Quel pasticciaccio brutto

La vicenda (deprimente) della “non consulente” del Ministero della Cultura Maria Rosaria Boccia, lancia degli assist da cogliere al volo su diversi temi che ruotano intorno alla stessa, da un punto di vista sociologico, da un punto di vista politico e da un punto di vista di analisi fenomenologica, ovvero di descrizione, studio e osservazione di fenomeni umani e mediatici di cui l’Italia sovrabbonda.

Abbiamo una graziosa e finta bionda signora che, a quanto ricostruito dalla stampa dopo la bomba lanciata dal sito Dagospia, gravita intorno al potere, in qualche modo, come molte – e come molti da decenni, forse millenni – per motivi strettamente personali. La ragazza è figlia di amici del sindaco di Pompei. E fin qui, nulla di male, quante ragazze e quanti “gigini” hanno fatto i portaborse per anni a titolo gratuito prima di ricevere il miracolo. Gavetta, sacrosanta, in Italia diventa intrufolamento selvaggio. (Certo, non ti pagano, che devi fare?)

Eh si, perché non dimentichiamolo, in Italia ti chiamano dottoressa, come nelle comunicazioni ufficiali rilasciate dal ministro Gennaro Sangiuliano, che i santi li ha nel nome. Il ministro chiama infatti dottoressa Maria Rosaria Boccia, ma poi dichiara di non aver speso per lei neanche un euro di soldi pubblici nemmeno per un caffè. E, di solito, nel Paese del “ti pago in visibilità sui social”, non si spende un euro per te che fai manovalanza gratis, neanche nel “non impiego” privato. In più poi, se sei femmina, arriva subito la battutona, l’appellativo di “esperta pompeiana” per dire a nuora ciò che vuoi che suocera intenda, e a dirlo é niente meno che Paolo Mieli. Perché se devi andare in gita di non lavoro a Pompei, gratis e senza incarico ufficiale di consulente del Ministero per organizzare un evento del G7, perché sei una “non consulente agli eventi”, due più due se sei donna fa sempre quattro. Siamo tutte subito pompeiane esperte. Chapeau al maestro Mieli, la pensione è un miraggio.
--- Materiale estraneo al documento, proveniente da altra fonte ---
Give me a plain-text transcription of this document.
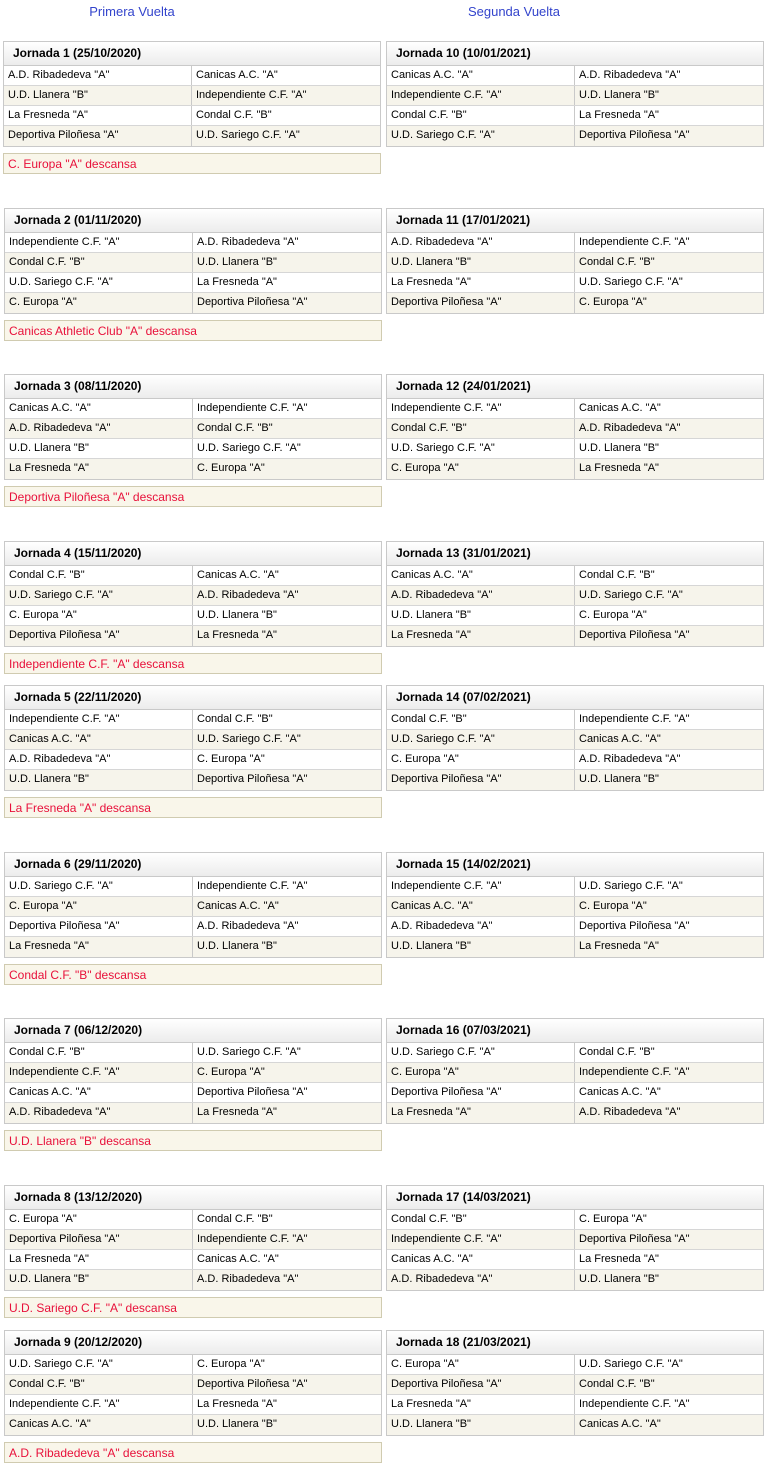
Primera Vuelta	Segunda Vuelta
Jornada 1 (25/10/2020)
A.D. Ribadedeva "A"	Canicas A.C. "A"
U.D. Llanera "B"	Independiente C.F. "A"
La Fresneda "A"	Condal C.F. "B"
Deportiva Piloñesa "A"	U.D. Sariego C.F. "A"
Jornada 10 (10/01/2021)
Canicas A.C. "A"	A.D. Ribadedeva "A"
Independiente C.F. "A"	U.D. Llanera "B"
Condal C.F. "B"	La Fresneda "A"
U.D. Sariego C.F. "A"	Deportiva Piloñesa "A"
C. Europa "A" descansa
Jornada 2 (01/11/2020)
Independiente C.F. "A"	A.D. Ribadedeva "A"
Condal C.F. "B"	U.D. Llanera "B"
U.D. Sariego C.F. "A"	La Fresneda "A"
C. Europa "A"	Deportiva Piloñesa "A"
Jornada 11 (17/01/2021)
A.D. Ribadedeva "A"	Independiente C.F. "A"
U.D. Llanera "B"	Condal C.F. "B"
La Fresneda "A"	U.D. Sariego C.F. "A"
Deportiva Piloñesa "A"	C. Europa "A"
Canicas Athletic Club "A" descansa
Jornada 3 (08/11/2020)
Canicas A.C. "A"	Independiente C.F. "A"
A.D. Ribadedeva "A"	Condal C.F. "B"
U.D. Llanera "B"	U.D. Sariego C.F. "A"
La Fresneda "A"	C. Europa "A"
Jornada 12 (24/01/2021)
Independiente C.F. "A"	Canicas A.C. "A"
Condal C.F. "B"	A.D. Ribadedeva "A"
U.D. Sariego C.F. "A"	U.D. Llanera "B"
C. Europa "A"	La Fresneda "A"
Deportiva Piloñesa "A" descansa
Jornada 4 (15/11/2020)
Condal C.F. "B"	Canicas A.C. "A"
U.D. Sariego C.F. "A"	A.D. Ribadedeva "A"
C. Europa "A"	U.D. Llanera "B"
Deportiva Piloñesa "A"	La Fresneda "A"
Jornada 13 (31/01/2021)
Canicas A.C. "A"	Condal C.F. "B"
A.D. Ribadedeva "A"	U.D. Sariego C.F. "A"
U.D. Llanera "B"	C. Europa "A"
La Fresneda "A"	Deportiva Piloñesa "A"
Independiente C.F. "A" descansa
Jornada 5 (22/11/2020)
Independiente C.F. "A"	Condal C.F. "B"
Canicas A.C. "A"	U.D. Sariego C.F. "A"
A.D. Ribadedeva "A"	C. Europa "A"
U.D. Llanera "B"	Deportiva Piloñesa "A"
Jornada 14 (07/02/2021)
Condal C.F. "B"	Independiente C.F. "A"
U.D. Sariego C.F. "A"	Canicas A.C. "A"
C. Europa "A"	A.D. Ribadedeva "A"
Deportiva Piloñesa "A"	U.D. Llanera "B"
La Fresneda "A" descansa
Jornada 6 (29/11/2020)
U.D. Sariego C.F. "A"	Independiente C.F. "A"
C. Europa "A"	Canicas A.C. "A"
Deportiva Piloñesa "A"	A.D. Ribadedeva "A"
La Fresneda "A"	U.D. Llanera "B"
Jornada 15 (14/02/2021)
Independiente C.F. "A"	U.D. Sariego C.F. "A"
Canicas A.C. "A"	C. Europa "A"
A.D. Ribadedeva "A"	Deportiva Piloñesa "A"
U.D. Llanera "B"	La Fresneda "A"
Condal C.F. "B" descansa
Jornada 7 (06/12/2020)
Condal C.F. "B"	U.D. Sariego C.F. "A"
Independiente C.F. "A"	C. Europa "A"
Canicas A.C. "A"	Deportiva Piloñesa "A"
A.D. Ribadedeva "A"	La Fresneda "A"
Jornada 16 (07/03/2021)
U.D. Sariego C.F. "A"	Condal C.F. "B"
C. Europa "A"	Independiente C.F. "A"
Deportiva Piloñesa "A"	Canicas A.C. "A"
La Fresneda "A"	A.D. Ribadedeva "A"
U.D. Llanera "B" descansa
Jornada 8 (13/12/2020)
C. Europa "A"	Condal C.F. "B"
Deportiva Piloñesa "A"	Independiente C.F. "A"
La Fresneda "A"	Canicas A.C. "A"
U.D. Llanera "B"	A.D. Ribadedeva "A"
Jornada 17 (14/03/2021)
Condal C.F. "B"	C. Europa "A"
Independiente C.F. "A"	Deportiva Piloñesa "A"
Canicas A.C. "A"	La Fresneda "A"
A.D. Ribadedeva "A"	U.D. Llanera "B"
U.D. Sariego C.F. "A" descansa
Jornada 9 (20/12/2020)
U.D. Sariego C.F. "A"	C. Europa "A"
Condal C.F. "B"	Deportiva Piloñesa "A"
Independiente C.F. "A"	La Fresneda "A"
Canicas A.C. "A"	U.D. Llanera "B"
Jornada 18 (21/03/2021)
C. Europa "A"	U.D. Sariego C.F. "A"
Deportiva Piloñesa "A"	Condal C.F. "B"
La Fresneda "A"	Independiente C.F. "A"
U.D. Llanera "B"	Canicas A.C. "A"
A.D. Ribadedeva "A" descansa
Ma su questo sorvoliamo, le battute hanno costruito il maschilismo spinto pater familiare italico da sempre, e noi che non abbiamo paura di fare un esame del cariotipo per determinare se siamo maschi o femmine, e che abbiamo attributi solo figurativi, non abbiamo problemi a riderci su. Salvo poi dover smentire, o vendicarsi, per fatti concludenti: piovono rassicurazioni che l’accompagnatrice ministeriale a titolo gratuito non avesse accesso a documenti sensibili. E qui la pompeiana in questione sbatte online i documenti incriminati. Perché la chiamano influencer, dicono che sia influencer.
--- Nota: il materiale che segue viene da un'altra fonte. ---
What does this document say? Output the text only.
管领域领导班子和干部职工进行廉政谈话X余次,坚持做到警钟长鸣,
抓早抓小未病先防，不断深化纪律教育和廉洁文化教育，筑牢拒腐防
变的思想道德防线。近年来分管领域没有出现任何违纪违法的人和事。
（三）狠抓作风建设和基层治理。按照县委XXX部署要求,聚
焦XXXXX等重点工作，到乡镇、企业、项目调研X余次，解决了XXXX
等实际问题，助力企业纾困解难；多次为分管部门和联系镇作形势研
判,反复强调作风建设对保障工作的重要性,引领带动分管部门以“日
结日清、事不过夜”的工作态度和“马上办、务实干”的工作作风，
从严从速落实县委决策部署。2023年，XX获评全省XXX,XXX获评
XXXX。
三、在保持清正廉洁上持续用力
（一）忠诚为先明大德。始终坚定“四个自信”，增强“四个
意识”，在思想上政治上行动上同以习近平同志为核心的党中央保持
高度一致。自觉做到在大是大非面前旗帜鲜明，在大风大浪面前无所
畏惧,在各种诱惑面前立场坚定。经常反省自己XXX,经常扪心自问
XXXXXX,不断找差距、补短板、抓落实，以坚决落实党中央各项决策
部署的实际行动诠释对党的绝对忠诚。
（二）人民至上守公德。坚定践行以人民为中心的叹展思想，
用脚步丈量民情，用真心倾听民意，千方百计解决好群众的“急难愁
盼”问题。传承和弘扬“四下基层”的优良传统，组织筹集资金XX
Il problema vero è che ormai chiunque pensa di essere qualcuno. In particolare un influencer, che ad oggi ormai – finita l’era di chi parla senza titoli e iniziata quella del “sesso etico” su Onlyfans – è più un marchio di infamia che altro. Meglio quattro gatti selezionati che una massa di assatanati (che però fanno numero e soldi).
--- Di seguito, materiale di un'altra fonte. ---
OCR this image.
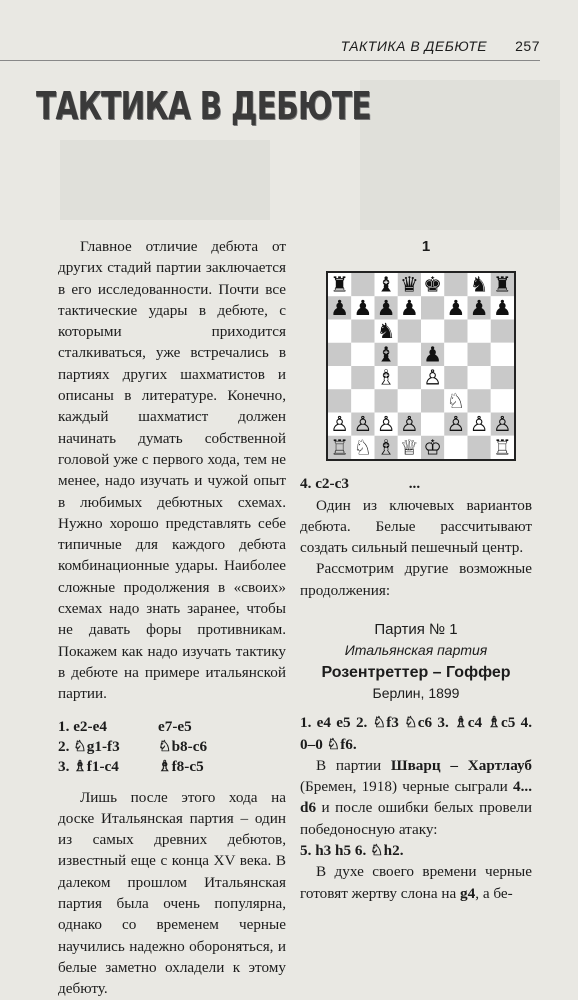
ТАКТИКА В ДЕБЮТЕ 257
ТАКТИКА В ДЕБЮТЕ

Главное отличие дебюта от других стадий партии заключается в его исследованности. Почти все тактические удары в дебюте, с которыми приходится сталкиваться, уже встречались в партиях других шахматистов и описаны в литературе. Конечно, каждый шахматист должен начинать думать собственной головой уже с первого хода, тем не менее, надо изучать и чужой опыт в любимых дебютных схемах. Нужно хорошо представлять себе типичные для каждого дебюта комбинационные удары. Наиболее сложные продолжения в «своих» схемах надо знать заранее, чтобы не давать форы противникам. Покажем как надо изучать тактику в дебюте на примере итальянской партии.

1. e2-e4	e7-e5
2. ♘g1-f3	♘b8-c6
3. ♗f1-c4	♗f8-c5

Лишь после этого хода на доске Итальянская партия – один из самых древних дебютов, известный еще с конца XV века. В далеком прошлом Итальянская партия была очень популярна, однако со временем черные научились надежно обороняться, и белые заметно охладели к этому дебюту.

1
♜ ♝ ♛ ♚ ♞ ♜
♟ ♟ ♟ ♟ ♟ ♟ ♟
♞
♝ ♟
♗ ♙
♘
♙ ♙ ♙ ♙ ♙ ♙ ♙
♖ ♘ ♗ ♕ ♔ ♖

4. c2-c3	...

Один из ключевых вариантов дебюта. Белые рассчитывают создать сильный пешечный центр.

Рассмотрим другие возможные продолжения:

Партия № 1
Итальянская партия
Розентреттер – Гоффер
Берлин, 1899

1. e4 e5 2. ♘f3 ♘c6 3. ♗c4 ♗c5 4. 0–0 ♘f6.

В партии Шварц – Хартлауб (Бремен, 1918) черные сыграли 4... d6 и после ошибки белых провели победоносную атаку:

5. h3 h5 6. ♘h2.

В духе своего времени черные готовят жертву слона на g4, а бе-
Un pasticciaccio bruttino, come quello di aver messo su un pool di ministri non sempre adeguati – o alcuni molto inadeguati, che avrebbero già dovuto dimettersi – che fa acqua da tutte le parti, e che poi ti trovi a dover difendere come a scuola si difendeva il compagnuccio più lento. Giorgia Meloni, in tv da Paolo Del Debbio difende d’ufficio, costretta. Il problema allora è il miracolo: come mai di tanta gente preparata arrivano in certe posizioni centinaia di inadeguati e giovani belle influencer amiche di famiglia, che in qualche modo si trovano al posto giusto al momento giusto? Finito il tempo delle nipoti di Hosni Mubarak, che almeno contrattavano all’ombra delle intercettazioni telefoniche da smentire a suon di milioni, è cominciato quello delle e-mail non ufficiali – che mettono a rischio la cybersecurity nazionale – e i dossieraggi di rimbrotto via Instagram? Neanche fossimo in terza elementare.

Gente, che orrore, riprendetevi. Il rischio di un’occasione di governo sprecata è dietro l’angolo e, come Enrico Letta, non starei serena.